Biological treatment of wastewater, where microorganisms “consume” pollutants, has progressed from only a handful of options to now offering dozens of variations and innovations, depending on the characteristics of the wastewater and the desired outcomes.
Biological nutrient removal uses microorganisms to remove nutrients from the wastewater, thus preventing these nutrients from “fertilizing,” or depleting oxygen in, streams and lakes. This is accomplished by fostering an environment that favors the proliferation of these organisms.
Better still, biological nutrient removal can be accomplished with fewer, or no chemicals. Membranes (microscopic sieves), having tiny or microscopic openings, are now used to enhance treatment of wastewater by retaining microorganisms and untreated waste while allowing clean water to pass through. The use of membranes can even produce “tap quality” water at some water-starved locations.

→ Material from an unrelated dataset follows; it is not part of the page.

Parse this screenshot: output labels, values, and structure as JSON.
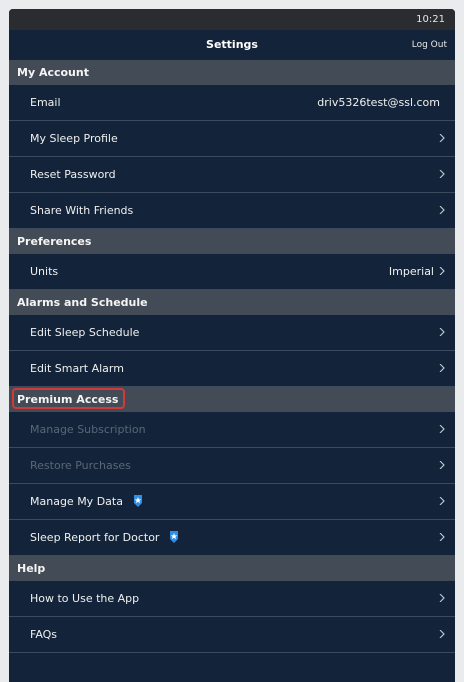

The disinfection of wastewater to kill pathogenic organisms is being enhanced at many locations by using substitutes for chlorine, such as ultraviolet radiation and/or hydrogen peroxide, methods that are more environmentally benign. Even techniques for handling sludge have greatly advanced. Sludge digestion processes, using microorganisms to decompose and detoxify the sludge, can now produce a product that is suitable for application on farms and home gardens, as well as producing electrical energy. Solar drying of sludge is increasingly being practiced, even in northern climates, to greatly reduce the volume and to make it attractive as a renewable energy source.
That’s not to say there aren’t challenges. Not all wastewater plants utilize these newer techniques. Better wastewater analytical methods now allow us to detect compounds like hormones and other pharmaceutical products at parts per billion or parts per trillion. The long-term impact of these micro-constituents is not yet known.
Thomas M. Doran, P.E., is a Director of the Engineering Society of Detroit and an adjunct professor at Lawrence Technological University. He has been actively engaged in wastewater treatment for over 35 years. In 2008, he received the Purdue University Alumni Achievement Award.